Climate change manifests itself in many ways, and affects all parts of the globe. One particularly striking manifestation is the “bleaching” of corals. We frequently hear reports that large parts of the Great Barrier Reef have undergone bleaching, but many other areas where corals live are also affected.
Corals live in a symbiosis with photosynthetic algae called Zooxanthellae. These algae benefit from nutrients and protection from the coral, whilst providing it with energy from their photosynthesis. Coral bleaching is triggered by a number of stressors such as increased water temperature and ocean acidification, the main causes are linked with climate change. During the process of bleaching, corals expel the Zooxanthellae as a fight or flight type response. The main constituents of coral colour are attributed to Zooxanthellae, hence in their absence the coral turns white (or bleaches), which is the colour of the calcium carbonate skeleton being exposed.
Coral reefs are of significant value through the protection they offer to coasts, the livelihoods and food security they offer, and through the tourism they attract. Detection of the early onset of coral diseases and bleaching is important for their mitigation. However, monitoring of reefs is expensive, for high-resolution surveys rely on divers who can only cover relatively small areas, need to be experienced and who may not be able to work as often as required. Larger areas can be covered using satellites, but at the expense of spatial and spectral resolution. This proposed technique aims to improve on the shortcomings of both approaches and complement them.
Corals and the Zooxanthellae contain naturally fluorescent proteins (FPs) as well as chlorophyll, which has a well-established fluorescence emission. The presence of FPs can be used as a marker of coral health and the presence of the chlorophyll-rich Zooxanthellae for the absence of bleaching. Work reported in JSI—Journal of Spectral Imaging (https://doi.org/10.1255/jsi.2019.a7) from Jonathan Teague and colleagues at the University of Bristol, UK, and Sealife London Aquarium offers a possible solution through the use an underwater remotely operated vehicle (ROV) equipped with a fluorescence hyperspectral imaging camera.

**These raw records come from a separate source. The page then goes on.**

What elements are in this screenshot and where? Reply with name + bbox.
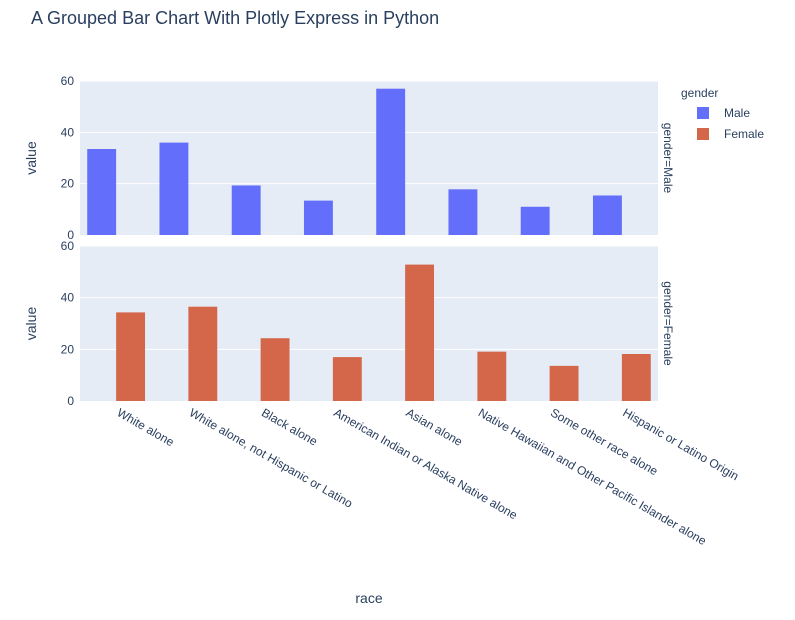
bar-female[interactable]: [405, 264, 435, 401]
y-tick-label: 0: [67, 228, 74, 242]
bar-male[interactable]: [303, 200, 333, 235]
y-tick-label: 20: [61, 342, 75, 356]
facet-panel-male: 0 20 40 60 value gender=Male: [23, 74, 675, 242]
bar-male[interactable]: [448, 189, 478, 235]
y-tick-label: 0: [67, 394, 74, 408]
facet-panel-female: 0 20 40 60 value gender=Female: [23, 239, 675, 408]
bar-male[interactable]: [520, 206, 550, 235]
legend-item-male[interactable]: Male: [697, 106, 750, 120]
legend-item-female[interactable]: Female: [697, 127, 764, 141]
x-tick-label: Asian alone: [404, 405, 466, 449]
bar-female[interactable]: [549, 365, 579, 401]
bar-female[interactable]: [188, 306, 218, 401]
bar-female[interactable]: [477, 351, 507, 401]
legend: gender Male Female: [681, 86, 764, 141]
bar-female[interactable]: [116, 312, 146, 401]
y-tick-label: 60: [61, 74, 75, 88]
bar-female[interactable]: [260, 338, 290, 401]
y-tick-label: 40: [61, 125, 75, 139]
legend-swatch: [697, 128, 709, 140]
y-tick-label: 40: [61, 291, 75, 305]
facet-label: gender=Male: [661, 123, 675, 194]
y-axis-title: value: [23, 307, 39, 341]
y-tick-label: 20: [61, 177, 75, 191]
y-axis-title: value: [23, 141, 39, 175]
facet-label: gender=Female: [661, 281, 675, 366]
bar-female[interactable]: [332, 357, 362, 401]
legend-label: Female: [724, 127, 764, 141]
bar-male[interactable]: [87, 149, 117, 235]
bar-male[interactable]: [231, 185, 261, 235]
y-tick-label: 60: [61, 239, 75, 253]
bar-male[interactable]: [592, 195, 622, 235]
legend-swatch: [697, 107, 709, 119]
x-axis-title: race: [355, 590, 382, 606]
legend-label: Male: [724, 106, 750, 120]
x-tick-label: White alone: [115, 405, 177, 449]
x-tick-label: Hispanic or Latino Origin: [620, 405, 741, 483]
chart-title: A Grouped Bar Chart With Plotly Express …: [31, 8, 440, 28]
bar-female[interactable]: [621, 353, 651, 401]
bar-male[interactable]: [376, 88, 406, 235]
x-tick-label: Black alone: [259, 405, 320, 448]
bar-male[interactable]: [159, 142, 189, 235]
legend-title: gender: [681, 86, 718, 100]
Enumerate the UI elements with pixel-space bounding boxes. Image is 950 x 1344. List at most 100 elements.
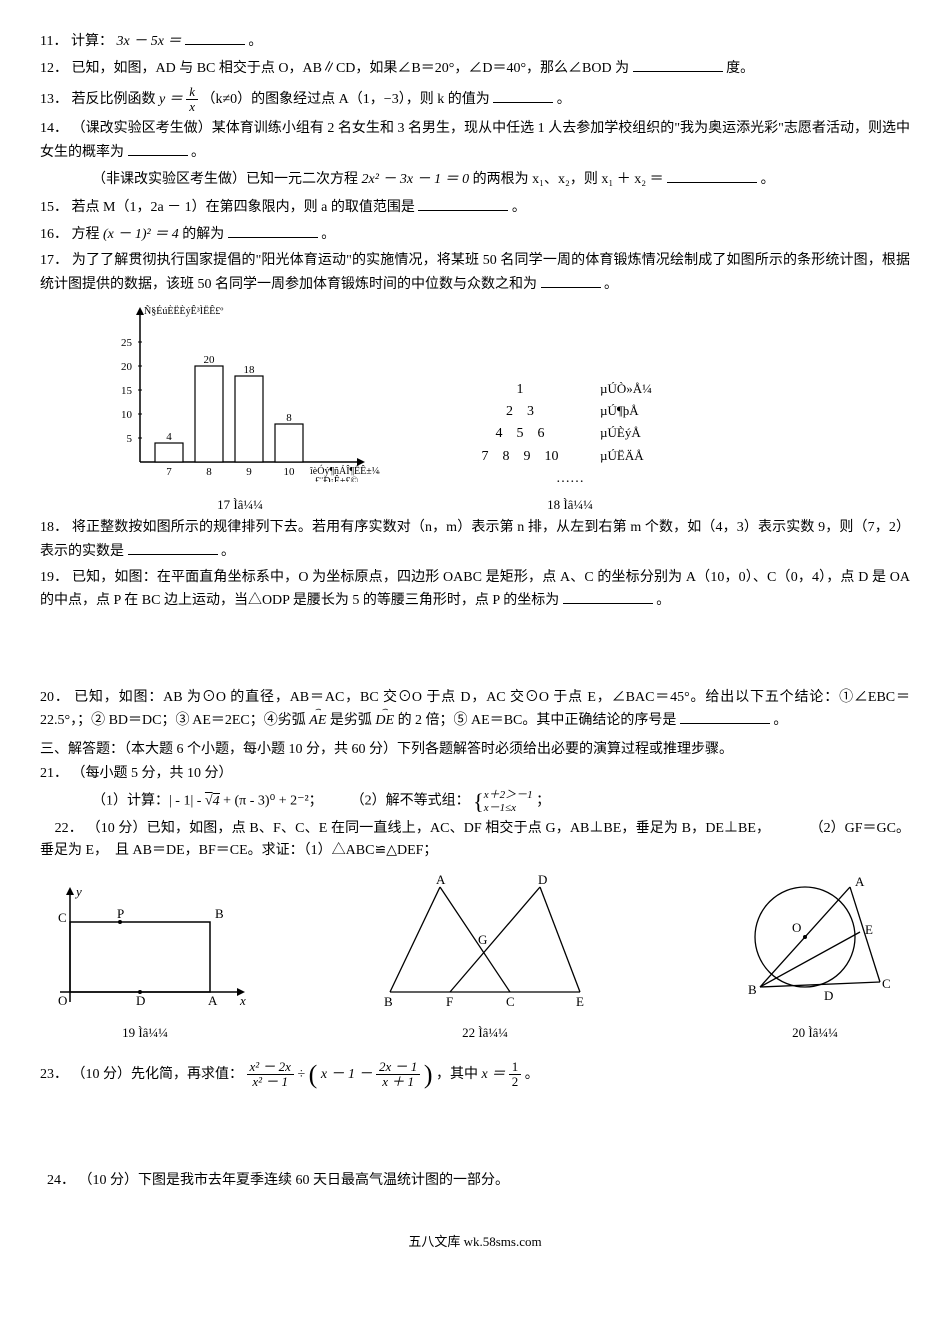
fraction: k x: [186, 85, 198, 115]
text: 计算：: [71, 34, 113, 49]
end: 。: [512, 200, 526, 215]
end: 。: [773, 713, 787, 728]
fig-20: A O E B D C 20 Ìâ¼¼: [720, 872, 910, 1044]
end: 。: [656, 593, 670, 608]
q22: 22． （10 分）已知，如图，点 B、F、C、E 在同一直线上，AC、DF 相…: [40, 818, 910, 863]
svg-text:20: 20: [204, 354, 216, 366]
qnum: 11．: [40, 34, 67, 49]
fraction-2: 2x － 1 x ＋ 1: [376, 1060, 420, 1090]
svg-text:G: G: [478, 932, 487, 947]
q21-parts: （1）计算：| - 1| - √4 + (π - 3)⁰ + 2⁻²； （2）解…: [40, 789, 910, 813]
end: 。: [761, 172, 775, 187]
expr: 3x － 5x ＝: [116, 34, 181, 49]
q20: 20． 已知，如图：AB 为⊙O 的直径，AB＝AC，BC 交⊙O 于点 D，A…: [40, 687, 910, 733]
svg-text:D: D: [136, 993, 145, 1008]
qnum: 12．: [40, 61, 68, 76]
section-3: 三、解答题：（本大题 6 个小题，每小题 10 分，共 60 分）下列各题解答时…: [40, 739, 910, 761]
q18: 18． 将正整数按如图所示的规律排列下去。若用有序实数对（n，m）表示第 n 排…: [40, 517, 910, 563]
blank: [418, 196, 508, 211]
q24: 24． （10 分）下图是我市去年夏季连续 60 天日最高气温统计图的一部分。: [40, 1170, 910, 1192]
svg-text:P: P: [117, 906, 124, 921]
text: 为了了解贯彻执行国家提倡的"阳光体育运动"的实施情况，将某班 50 名同学一周的…: [40, 253, 910, 291]
q19: 19． 已知，如图：在平面直角坐标系中，O 为坐标原点，四边形 OABC 是矩形…: [40, 567, 910, 613]
charts-row: 5 10 15 20 25 4 20 18 8 7 8 9 10: [40, 302, 910, 515]
text: 已知，如图：在平面直角坐标系中，O 为坐标原点，四边形 OABC 是矩形，点 A…: [40, 570, 910, 608]
footer: 五八文库 wk.58sms.com: [40, 1232, 910, 1253]
text: 是劣弧: [330, 713, 376, 728]
text: （10 分）已知，如图，点 B、F、C、E 在同一直线上，AC、DF 相交于点 …: [40, 821, 770, 858]
blank: [633, 57, 723, 72]
p2a: （2）解不等式组：: [351, 794, 470, 809]
text: 若点 M（1，2a － 1）在第四象限内，则 a 的取值范围是: [72, 200, 415, 215]
mid: ÷: [297, 1067, 308, 1082]
svg-text:£¨Ð¡Ê±£©: £¨Ð¡Ê±£©: [315, 475, 358, 482]
end: 。: [321, 227, 335, 242]
eq: (x － 1)² ＝ 4: [103, 227, 179, 242]
svg-text:D: D: [538, 872, 547, 887]
q14: 14． （课改实验区考生做）某体育训练小组有 2 名女生和 3 名男生，现从中任…: [40, 118, 910, 164]
qnum: 18．: [40, 520, 68, 535]
xeq: x ＝: [481, 1067, 508, 1082]
end: 。: [604, 277, 618, 292]
q16: 16． 方程 (x － 1)² ＝ 4 的解为 。: [40, 223, 910, 246]
bar-chart: 5 10 15 20 25 4 20 18 8 7 8 9 10: [100, 302, 380, 482]
svg-text:E: E: [576, 994, 584, 1009]
text: （非课改实验区考生做）已知一元二次方程: [92, 172, 362, 187]
svg-text:B: B: [384, 994, 393, 1009]
eq: 2x² － 3x － 1 ＝ 0: [362, 172, 470, 187]
text: 的两根为 x₁、x₂，则 x₁ ＋ x₂ ＝: [473, 172, 664, 187]
text: （k≠0）的图象经过点 A（1，−3），则 k 的值为: [202, 92, 490, 107]
end: ；: [536, 794, 550, 809]
svg-text:A: A: [855, 874, 865, 889]
q13: 13． 若反比例函数 y ＝ k x （k≠0）的图象经过点 A（1，−3），则…: [40, 85, 910, 115]
svg-text:7: 7: [166, 466, 172, 478]
blank: [128, 540, 218, 555]
blank: [563, 589, 653, 604]
svg-text:4: 4: [166, 431, 172, 443]
eq: y ＝: [159, 92, 183, 107]
num: k: [186, 85, 198, 100]
blank: [667, 168, 757, 183]
den: x: [186, 100, 198, 114]
end: 。: [248, 34, 262, 49]
qnum: 14．: [40, 121, 68, 136]
ylabel: Ñ§ÉúÈËÈýÊ³ÌËÊ£º: [144, 305, 223, 317]
blank: [541, 273, 601, 288]
qnum: 21．: [40, 766, 68, 781]
svg-text:A: A: [436, 872, 446, 887]
svg-text:18: 18: [244, 364, 256, 376]
blank: [680, 709, 770, 724]
p1b: + (π - 3)⁰ + 2⁻²；: [220, 794, 323, 809]
figures-row: C P B O D A x y 19 Ìâ¼¼ A D G B F C E: [40, 872, 910, 1044]
qnum: 20．: [40, 690, 70, 705]
inner: x － 1 －: [321, 1067, 376, 1082]
qnum: 23．: [40, 1067, 68, 1082]
unit: 度。: [726, 61, 754, 76]
system: x＋2＞－1x－1≤x: [484, 789, 533, 813]
svg-text:C: C: [58, 910, 67, 925]
q15: 15． 若点 M（1，2a － 1）在第四象限内，则 a 的取值范围是 。: [40, 196, 910, 219]
svg-text:O: O: [58, 993, 67, 1008]
bar-chart-container: 5 10 15 20 25 4 20 18 8 7 8 9 10: [100, 302, 380, 515]
lead: （10 分）先化简，再求值：: [72, 1067, 244, 1082]
triangle-chart: 1µÚÒ»Å¼ 2 3µÚ¶þÅ 4 5 6µÚÈýÅ 7 8 9 10µÚËÄ…: [440, 379, 700, 516]
svg-text:x: x: [239, 993, 246, 1008]
blank: [493, 88, 553, 103]
qnum: 16．: [40, 227, 68, 242]
blank: [228, 223, 318, 238]
qnum: 19．: [40, 570, 68, 585]
text: （10 分）下图是我市去年夏季连续 60 天日最高气温统计图的一部分。: [79, 1173, 510, 1188]
blank: [185, 30, 245, 45]
svg-text:C: C: [882, 976, 891, 991]
qnum: 24．: [47, 1173, 75, 1188]
svg-text:B: B: [215, 906, 224, 921]
paren-r: ): [424, 1060, 433, 1089]
end: 。: [557, 92, 571, 107]
svg-text:10: 10: [121, 409, 133, 421]
svg-text:8: 8: [206, 466, 212, 478]
qnum: 17．: [40, 253, 68, 268]
q14b: （非课改实验区考生做）已知一元二次方程 2x² － 3x － 1 ＝ 0 的两根…: [40, 168, 910, 191]
fraction-1: x² － 2x x² － 1: [247, 1060, 294, 1090]
svg-text:20: 20: [121, 361, 133, 373]
svg-text:D: D: [824, 988, 833, 1003]
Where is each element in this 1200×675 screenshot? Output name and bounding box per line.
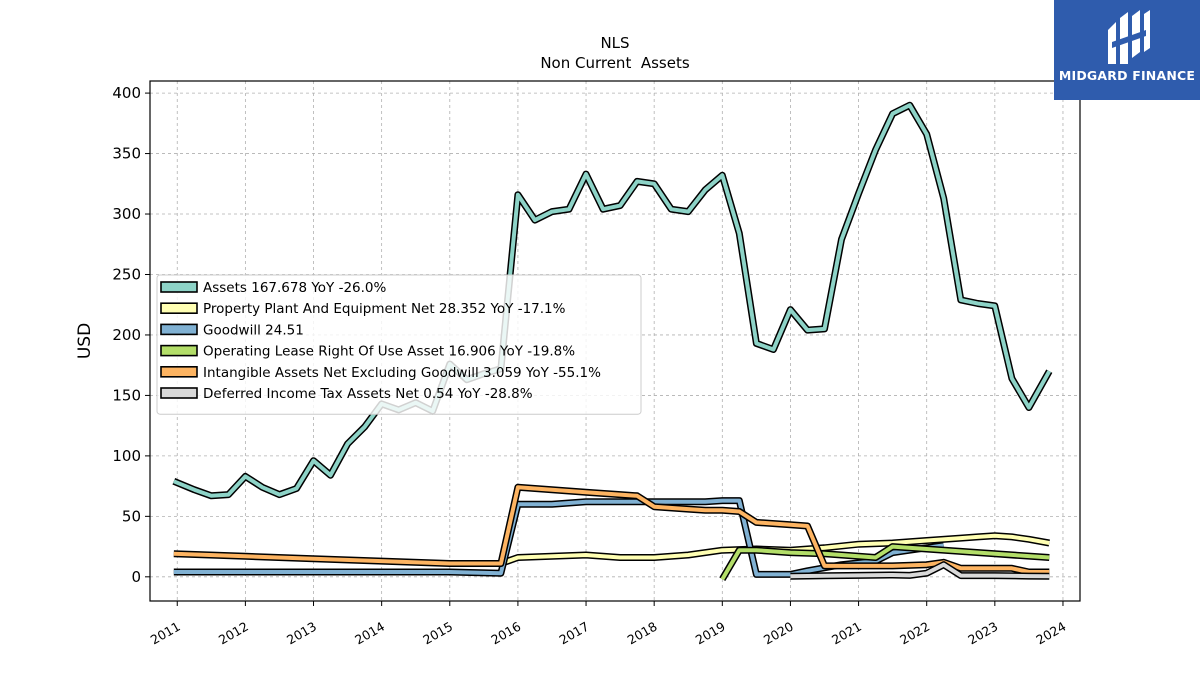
y-tick-label: 300 <box>112 205 141 223</box>
x-tick-label: 2024 <box>1033 619 1068 648</box>
legend-swatch <box>160 323 198 336</box>
brand-logo: MIDGARD FINANCE <box>1054 0 1200 100</box>
legend-swatch <box>160 387 198 399</box>
y-tick-label: 50 <box>122 507 141 525</box>
y-tick-label: 400 <box>112 84 141 102</box>
brand-name: MIDGARD FINANCE <box>1058 68 1196 83</box>
x-tick-label: 2011 <box>148 619 183 648</box>
y-tick-label: 100 <box>112 447 141 465</box>
x-tick-label: 2023 <box>965 619 1000 648</box>
x-tick-label: 2014 <box>352 619 387 648</box>
y-tick-label: 250 <box>112 265 141 283</box>
y-tick-label: 150 <box>112 386 141 404</box>
x-tick-label: 2015 <box>420 619 455 648</box>
x-tick-label: 2017 <box>556 619 591 648</box>
legend-label: Property Plant And Equipment Net 28.352 … <box>203 301 566 317</box>
x-tick-label: 2013 <box>284 619 319 648</box>
y-tick-label: 200 <box>112 326 141 344</box>
legend-box <box>156 274 642 415</box>
y-tick-label: 350 <box>112 145 141 163</box>
legend-label: Assets 167.678 YoY -26.0% <box>203 280 387 296</box>
legend-label: Goodwill 24.51 <box>203 322 304 338</box>
chart-subtitle: Non Current Assets <box>540 54 690 72</box>
x-tick-label: 2016 <box>488 619 523 648</box>
x-tick-label: 2018 <box>625 619 660 648</box>
x-tick-label: 2022 <box>897 619 932 648</box>
legend-swatch <box>160 344 198 357</box>
x-tick-label: 2012 <box>216 619 251 648</box>
legend: Assets 167.678 YoY -26.0% Property Plant … <box>156 274 642 415</box>
series-line-3 <box>720 544 1050 581</box>
plot-frame <box>149 80 1081 602</box>
mf-monogram-icon <box>1108 10 1150 64</box>
series-line-1 <box>500 533 1050 566</box>
legend-label: Intangible Assets Net Excluding Goodwill… <box>203 365 601 381</box>
legend-label: Deferred Income Tax Assets Net 0.54 YoY … <box>203 386 533 402</box>
x-tick-label: 2019 <box>693 619 728 648</box>
legend-label: Operating Lease Right Of Use Asset 16.90… <box>203 344 575 360</box>
legend-swatch <box>160 302 198 315</box>
x-tick-label: 2020 <box>761 619 796 648</box>
y-axis-label: USD <box>75 323 95 359</box>
chart-title: NLS <box>600 34 629 52</box>
series-line-5 <box>790 562 1050 579</box>
series-line-0 <box>173 103 1052 498</box>
series-layer <box>172 101 1053 581</box>
legend-swatch <box>160 365 198 378</box>
x-tick-label: 2021 <box>829 619 864 648</box>
y-tick-label: 0 <box>131 568 141 586</box>
legend-swatch <box>160 281 198 293</box>
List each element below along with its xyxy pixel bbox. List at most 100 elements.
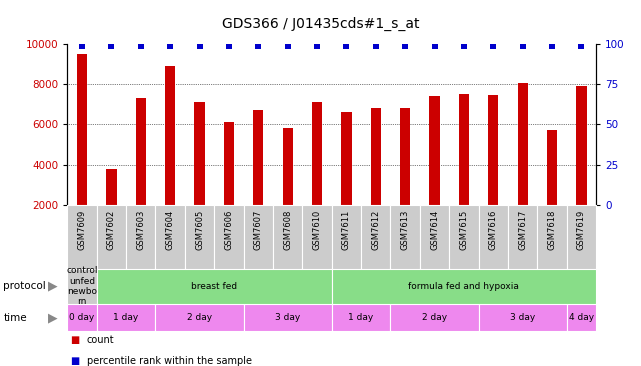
Bar: [273, 205, 303, 269]
Point: [165, 42, 175, 48]
Text: 1 day: 1 day: [349, 313, 374, 322]
Bar: [332, 304, 390, 331]
Text: 3 day: 3 day: [510, 313, 535, 322]
Text: 3 day: 3 day: [275, 313, 300, 322]
Text: GSM7605: GSM7605: [195, 210, 204, 250]
Bar: [185, 205, 214, 269]
Text: 2 day: 2 day: [422, 313, 447, 322]
Point: [488, 42, 499, 48]
Bar: [214, 205, 244, 269]
Bar: [567, 304, 596, 331]
Text: time: time: [3, 313, 27, 322]
Bar: [253, 111, 263, 205]
Text: GSM7609: GSM7609: [78, 210, 87, 250]
Bar: [155, 304, 244, 331]
Text: control
unfed
newbo
rn: control unfed newbo rn: [66, 266, 97, 306]
Point: [136, 42, 146, 48]
Text: GSM7619: GSM7619: [577, 210, 586, 250]
Text: ▶: ▶: [48, 280, 58, 293]
Bar: [479, 205, 508, 269]
Text: GSM7607: GSM7607: [254, 210, 263, 250]
Text: GSM7616: GSM7616: [489, 210, 498, 250]
Text: GSM7612: GSM7612: [371, 210, 380, 250]
Bar: [77, 54, 87, 205]
Bar: [537, 205, 567, 269]
Bar: [224, 122, 234, 205]
Text: GDS366 / J01435cds#1_s_at: GDS366 / J01435cds#1_s_at: [222, 16, 419, 31]
Text: GSM7617: GSM7617: [518, 210, 527, 250]
Point: [312, 42, 322, 48]
Point: [400, 42, 410, 48]
Bar: [67, 304, 97, 331]
Bar: [136, 98, 146, 205]
Point: [576, 42, 587, 48]
Text: breast fed: breast fed: [191, 282, 237, 291]
Point: [429, 42, 440, 48]
Text: GSM7610: GSM7610: [313, 210, 322, 250]
Bar: [244, 304, 332, 331]
Text: GSM7604: GSM7604: [165, 210, 174, 250]
Bar: [106, 169, 117, 205]
Text: GSM7618: GSM7618: [547, 210, 556, 250]
Text: 2 day: 2 day: [187, 313, 212, 322]
Bar: [508, 205, 537, 269]
Text: GSM7614: GSM7614: [430, 210, 439, 250]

The authors have shown that the optimum excitation for corals’ FPs is in the UV and blue (395–405 nm and 440 nm). This provides sufficient energy to excite corals at a reasonable distance (approximately 1 m) and high enough power to mitigate against the effects of light absorption by seawater. They propose the use of a portable, fully waterproof, low-cost hyperspectral imaging system that can be mounted on the ROV, which can be driven over a reef to provide a map of the natural fluorescence. This is analogous to the use of a drone with a hyperspectral camera in precision agriculture to map crops in fields. The authors hope to start testing such a system over a coral reef in the next few months.